Song for the day

Song for the day 22/06/21: Manic Street Preachers, “Dead Trees and Traffic Islands”

Is that the bounciest, jauntiest flute solo you’ve ever heard in a Manics song? I think it is!

When I reminisce about all the CD singles I’ve ever bought, as I often do, one that sticks out clearly in my mind is the single for the Manics’ “A Design For Life”. Not only was it the much awaited return of the band following the disappearance of Richey – something that, throughout the bleak, windswept, Manics-free landscape of 1995, was by no means a certainty – and not only was it one of their most incredible singles to date, but most thrillingly for me, the single actually got a local release in Australia, and so I was able to pick it up at my local CD store and not traipse into town and pay three times the price for an import. It was the first time I’d been able to do this since “From Despair To Where” in October 1993, which was the song that made me a Manics fan in the first place. It felt like an important day.

“A Design For Life” will without doubt have an entry in my All The Songs Of My Life series, but “Dead Trees and Traffic Islands”, which was nestled as track 4 at the end of the CD single (oh, for the days of 4 track CD singles!) has always been one of my favourites. At the time, it seemed most symbolic of the changes that had been wrought unto the band over the previous year, and in my diary upon first listening to it, I wrote this:

‘It’s a weird little tune, like a 70s easy-listening song thrashing round a padded cell, the flute now deranged and sneering, and the most beautifully eerie sha-na-na ending.

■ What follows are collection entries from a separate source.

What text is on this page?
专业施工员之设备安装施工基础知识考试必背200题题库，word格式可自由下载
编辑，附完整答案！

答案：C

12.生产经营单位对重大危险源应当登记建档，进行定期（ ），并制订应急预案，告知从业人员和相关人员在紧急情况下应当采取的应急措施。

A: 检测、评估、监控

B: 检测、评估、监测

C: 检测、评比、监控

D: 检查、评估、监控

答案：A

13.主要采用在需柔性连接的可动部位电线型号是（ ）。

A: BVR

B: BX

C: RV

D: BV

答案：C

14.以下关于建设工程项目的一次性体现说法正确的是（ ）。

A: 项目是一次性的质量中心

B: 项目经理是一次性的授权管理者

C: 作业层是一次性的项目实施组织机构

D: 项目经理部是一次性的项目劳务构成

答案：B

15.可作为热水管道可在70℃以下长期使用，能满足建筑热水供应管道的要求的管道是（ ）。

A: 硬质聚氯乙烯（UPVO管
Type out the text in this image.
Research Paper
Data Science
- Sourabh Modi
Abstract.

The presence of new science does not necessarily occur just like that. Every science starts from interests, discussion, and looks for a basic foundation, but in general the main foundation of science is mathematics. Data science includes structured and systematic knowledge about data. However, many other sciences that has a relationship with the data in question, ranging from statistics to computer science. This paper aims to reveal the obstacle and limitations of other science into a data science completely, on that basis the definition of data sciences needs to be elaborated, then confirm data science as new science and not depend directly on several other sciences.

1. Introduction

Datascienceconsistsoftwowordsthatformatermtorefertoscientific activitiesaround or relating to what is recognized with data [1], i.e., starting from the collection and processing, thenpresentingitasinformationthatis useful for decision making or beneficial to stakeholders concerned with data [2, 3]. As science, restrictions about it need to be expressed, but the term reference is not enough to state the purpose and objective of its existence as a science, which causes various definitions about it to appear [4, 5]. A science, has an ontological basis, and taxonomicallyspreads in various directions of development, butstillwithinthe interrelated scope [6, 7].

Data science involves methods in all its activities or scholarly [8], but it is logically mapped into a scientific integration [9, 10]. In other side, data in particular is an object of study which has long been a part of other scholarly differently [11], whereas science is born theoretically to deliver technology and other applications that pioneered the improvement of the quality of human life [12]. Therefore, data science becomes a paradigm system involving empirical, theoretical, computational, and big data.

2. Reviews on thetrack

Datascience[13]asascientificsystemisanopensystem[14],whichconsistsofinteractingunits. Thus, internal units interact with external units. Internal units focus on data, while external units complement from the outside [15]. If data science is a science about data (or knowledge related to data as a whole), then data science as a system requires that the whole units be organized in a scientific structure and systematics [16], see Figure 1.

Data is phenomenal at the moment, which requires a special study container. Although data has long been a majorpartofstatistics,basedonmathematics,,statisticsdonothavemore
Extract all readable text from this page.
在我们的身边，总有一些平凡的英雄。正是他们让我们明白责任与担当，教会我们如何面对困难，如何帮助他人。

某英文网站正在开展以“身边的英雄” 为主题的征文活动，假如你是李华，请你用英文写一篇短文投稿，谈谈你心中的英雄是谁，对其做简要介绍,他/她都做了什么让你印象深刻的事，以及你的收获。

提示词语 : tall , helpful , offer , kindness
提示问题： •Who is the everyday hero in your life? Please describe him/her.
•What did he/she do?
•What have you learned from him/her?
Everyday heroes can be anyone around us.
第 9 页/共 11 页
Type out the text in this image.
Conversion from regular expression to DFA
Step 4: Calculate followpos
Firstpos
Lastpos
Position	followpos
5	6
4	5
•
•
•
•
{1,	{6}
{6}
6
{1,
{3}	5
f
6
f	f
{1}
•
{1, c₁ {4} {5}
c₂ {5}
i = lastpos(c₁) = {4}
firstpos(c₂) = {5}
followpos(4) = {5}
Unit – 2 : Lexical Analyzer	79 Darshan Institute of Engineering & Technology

Oh yes the Manics are a new beast now. It might take time to get used to the changes, but I think they can only end up stronger than ever. Not to mention stranger than ever.’

Is this the strangest Manics song ever? For a band who would go on to release “The Love Of Richard Nixon” it’s hard to say, but – correct me if I’m wrong – I don’t think they’ve ever wrapped a flute line around a punky acoustic guitar chord sequence quite so ingeniously, or infused such a spacey, laid back coda with a desperate, spiky sense of urgency.

Around the time I first heard “Dead Trees and Traffic Islands”, I started dabbling in making websites. Inspired by what I thought was a lyric in this song, I created a site called Syllables Have No Discipline. It was a kind of proto-Scruffy Storms, with many ramblings on my favourite bands and tunes of the moment as well as – briefly – a weekly chart commentary (UK chart, of course). In time I would learn that I had misheard the line – it is apparently “symbols have now disappeared” – but despite this, I still feel a connection to this song. It is indelibly woven into my early attempts in communicating my obsession for music to the world which, of course, carry on to this day. So long may the undisciplined arrangement of syllables continue. Even if it’s just a few rounds of ‘sha-na-na’.

Sometimes a lyric just speaks to you so much that you have to transcribe it in your diary and illustrate it with Sanrio stickers.